Training an Artificial Intelligence Model for Aortic Dissection Detection Using Non-Contrast Computed Tomography Images from Human Patients.
Authors
Affiliations (4)
Affiliations (4)
- Department of Cardiology, China-Japan Union Hospital of Jilin University.
- China-Japan Union Hospital of Jilin University.
- Chengdu Zhitu Intelligent Technology Co., Ltd.

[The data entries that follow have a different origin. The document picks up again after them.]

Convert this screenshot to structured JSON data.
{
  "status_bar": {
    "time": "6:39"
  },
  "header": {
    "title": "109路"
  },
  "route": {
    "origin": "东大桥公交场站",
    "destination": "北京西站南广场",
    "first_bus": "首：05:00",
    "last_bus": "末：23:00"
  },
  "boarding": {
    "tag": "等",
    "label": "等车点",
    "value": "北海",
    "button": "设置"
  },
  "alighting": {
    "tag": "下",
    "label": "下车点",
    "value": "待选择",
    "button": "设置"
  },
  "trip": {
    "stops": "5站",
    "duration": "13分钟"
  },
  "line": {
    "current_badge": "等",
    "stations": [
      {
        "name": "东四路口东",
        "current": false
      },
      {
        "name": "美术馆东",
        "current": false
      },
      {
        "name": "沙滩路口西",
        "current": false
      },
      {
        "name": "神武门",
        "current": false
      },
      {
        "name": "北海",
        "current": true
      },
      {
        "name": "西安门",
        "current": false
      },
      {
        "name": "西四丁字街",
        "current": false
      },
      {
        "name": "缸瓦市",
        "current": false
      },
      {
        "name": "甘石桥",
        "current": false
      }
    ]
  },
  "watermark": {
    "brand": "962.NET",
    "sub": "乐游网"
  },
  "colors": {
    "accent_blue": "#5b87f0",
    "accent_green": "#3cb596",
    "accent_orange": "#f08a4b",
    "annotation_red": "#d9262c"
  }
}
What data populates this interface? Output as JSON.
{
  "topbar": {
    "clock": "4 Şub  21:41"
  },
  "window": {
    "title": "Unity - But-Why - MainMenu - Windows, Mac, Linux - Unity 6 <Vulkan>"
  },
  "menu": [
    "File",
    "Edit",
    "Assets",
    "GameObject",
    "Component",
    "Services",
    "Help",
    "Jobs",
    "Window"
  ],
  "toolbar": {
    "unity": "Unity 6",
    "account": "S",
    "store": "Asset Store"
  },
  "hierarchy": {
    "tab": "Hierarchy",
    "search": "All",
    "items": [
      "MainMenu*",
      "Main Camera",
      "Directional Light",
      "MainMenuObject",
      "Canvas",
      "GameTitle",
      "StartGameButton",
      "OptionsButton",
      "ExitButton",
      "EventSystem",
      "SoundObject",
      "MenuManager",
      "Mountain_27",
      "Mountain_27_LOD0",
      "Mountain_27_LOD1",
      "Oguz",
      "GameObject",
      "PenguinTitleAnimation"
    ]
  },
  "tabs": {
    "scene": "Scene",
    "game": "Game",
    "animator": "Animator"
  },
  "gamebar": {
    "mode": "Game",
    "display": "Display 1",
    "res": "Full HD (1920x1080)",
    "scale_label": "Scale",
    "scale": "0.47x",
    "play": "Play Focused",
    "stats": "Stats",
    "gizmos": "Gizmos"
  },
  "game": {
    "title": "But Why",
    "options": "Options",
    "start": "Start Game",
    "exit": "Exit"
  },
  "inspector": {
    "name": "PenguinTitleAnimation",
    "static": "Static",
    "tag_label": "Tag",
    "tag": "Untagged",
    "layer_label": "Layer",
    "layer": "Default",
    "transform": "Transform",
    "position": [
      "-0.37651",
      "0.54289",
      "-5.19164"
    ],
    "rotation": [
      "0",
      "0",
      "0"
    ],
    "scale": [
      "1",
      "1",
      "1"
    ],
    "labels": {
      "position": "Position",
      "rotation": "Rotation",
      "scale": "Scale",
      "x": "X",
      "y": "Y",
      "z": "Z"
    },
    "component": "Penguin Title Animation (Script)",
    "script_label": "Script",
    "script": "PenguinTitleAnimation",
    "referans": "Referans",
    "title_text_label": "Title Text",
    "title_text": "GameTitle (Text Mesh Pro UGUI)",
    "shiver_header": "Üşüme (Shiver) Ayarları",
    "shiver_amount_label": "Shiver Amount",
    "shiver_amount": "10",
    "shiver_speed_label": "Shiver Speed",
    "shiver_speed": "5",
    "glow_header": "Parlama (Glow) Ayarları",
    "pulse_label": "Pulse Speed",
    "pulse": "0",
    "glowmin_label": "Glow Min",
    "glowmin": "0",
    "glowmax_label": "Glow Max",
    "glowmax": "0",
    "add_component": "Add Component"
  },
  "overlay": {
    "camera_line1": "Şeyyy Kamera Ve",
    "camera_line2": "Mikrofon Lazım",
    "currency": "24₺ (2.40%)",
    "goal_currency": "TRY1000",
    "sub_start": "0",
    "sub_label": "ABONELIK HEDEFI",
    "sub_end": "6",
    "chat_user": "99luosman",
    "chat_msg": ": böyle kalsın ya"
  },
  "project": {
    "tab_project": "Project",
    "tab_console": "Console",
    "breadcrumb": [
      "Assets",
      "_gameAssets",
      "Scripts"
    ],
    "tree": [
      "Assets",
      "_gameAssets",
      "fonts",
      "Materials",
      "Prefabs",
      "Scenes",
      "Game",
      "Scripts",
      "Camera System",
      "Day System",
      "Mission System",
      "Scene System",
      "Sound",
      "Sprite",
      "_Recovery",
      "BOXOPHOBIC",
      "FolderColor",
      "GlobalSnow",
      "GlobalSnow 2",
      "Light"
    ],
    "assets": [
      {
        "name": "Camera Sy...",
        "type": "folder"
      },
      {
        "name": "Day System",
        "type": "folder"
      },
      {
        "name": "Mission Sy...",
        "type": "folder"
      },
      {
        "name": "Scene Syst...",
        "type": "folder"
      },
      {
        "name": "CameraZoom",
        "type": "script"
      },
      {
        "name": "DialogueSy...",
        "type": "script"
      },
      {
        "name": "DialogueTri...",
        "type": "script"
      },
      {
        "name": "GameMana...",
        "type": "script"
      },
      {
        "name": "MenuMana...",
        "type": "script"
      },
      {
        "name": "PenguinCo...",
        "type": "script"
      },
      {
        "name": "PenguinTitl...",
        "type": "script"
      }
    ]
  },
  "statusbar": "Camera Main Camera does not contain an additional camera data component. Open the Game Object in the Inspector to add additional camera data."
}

- Department of Cardiology, China-Japan Union Hospital of Jilin University; [email protected].
Abstract
Aortic dissection (AD) is an extreme consequence of impaired vascular remodeling homeostasis and requires rapid, accurate identification in clinical practice. This protocol describes an artificial intelligence-based learning model for AD identification utilizing non-contrast computed tomography (CT). Chest CT and aortic CT angiography datasets were collected from AD and non-AD patients at a Grade A tertiary hospital. Vascular structures on each axial image were manually segmented and annotated using the open-source software LabelMe to establish a segmentation dataset for model development and evaluation. The dataset was partitioned into training, test, and validation sets at an 8:1:1 ratio for model training and validation. Following the development of a model with robust detection performance, an online processing platform was constructed to visualize and present the results effectively. This approach provides a powerful, intelligent tool for rapid, preliminary screening of AD and addresses the unmet clinical need for accessible early detection across diverse clinical environments.